Turns out the steel drum doesn’t only evoke images of beaches and pina coladas. The drums haunting and echoing sound means so much more. The Congo drum is a Cuban barrel-shaped, one-headed hand drum. This instrument is played in sets of two or four. They come in a variety of shapes and sizes, which mean each drum possesses its own unique sound. (Demonstrated on CD-2260, Drums defiance) The smallest Congo drum is called Nino and the largest tumba. This type of drum is played by striking the drumhead with one’s fingertips or palms instead of a mallet.
The Bongo is a set of small one-headed drums that is held between the musician’s knees and is played by hand like the Congo drum. These drums are also important in Latin music, particularly music deriving from Cuba. (The Bongo Page) Bongo drums usually have a wooden or metal base, and can be tuned by tightening the skin over the drum. The sizes of these drums also vary according to the musician’s preferences. The drums are each named hembra for the larger drum and macho for the smaller drum.
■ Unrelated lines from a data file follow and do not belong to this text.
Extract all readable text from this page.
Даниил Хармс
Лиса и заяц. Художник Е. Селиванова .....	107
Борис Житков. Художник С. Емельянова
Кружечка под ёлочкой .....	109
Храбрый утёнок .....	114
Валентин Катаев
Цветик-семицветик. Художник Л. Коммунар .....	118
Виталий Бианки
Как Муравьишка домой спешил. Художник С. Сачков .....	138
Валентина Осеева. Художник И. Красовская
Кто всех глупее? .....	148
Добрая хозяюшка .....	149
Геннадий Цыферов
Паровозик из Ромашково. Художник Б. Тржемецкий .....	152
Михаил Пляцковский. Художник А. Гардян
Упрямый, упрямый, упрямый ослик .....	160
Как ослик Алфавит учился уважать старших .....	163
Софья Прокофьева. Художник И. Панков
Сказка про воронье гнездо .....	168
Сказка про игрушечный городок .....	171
These are Spanish words meaning female and male, respectively. Hembra has a much lower tone then macho. The Bongo Page) However, both drums are significantly higher then the Congo drums. Reggae genre was first formed in Jamaica in the 1960’s. This genre of music is based on a rhythmic style, with spurs of off-beats. Typically it is a slower beat, with the guitar, and other instruments such as the drums influencing the sound. It is very similar to “rock steady” but the use of complex bass line and speed is what separates the two (Bradley). The reggae vocals are less dramatic then the influence from the instruments. It is very common to hear dialects, which could sound slang to some Americans.
Something different from most singers is, reggae singers use tremolo (volume oscillation) instead of vibrato (pitch oscillation) (Bradley). The Calypso genre music was started on the Island of Trinidad (Dudley). This genre is also rooted in West African traditional music like Reggae. It was used for different aspects of life, such as communication and also for entertainment. Calypso is generally played on folk instruments such as the guitar, banjo, and other percussions. It is typically heavily rhythmic but still melodic. Since the genre was often used for communication the lyrics were often political in nature, but often masked.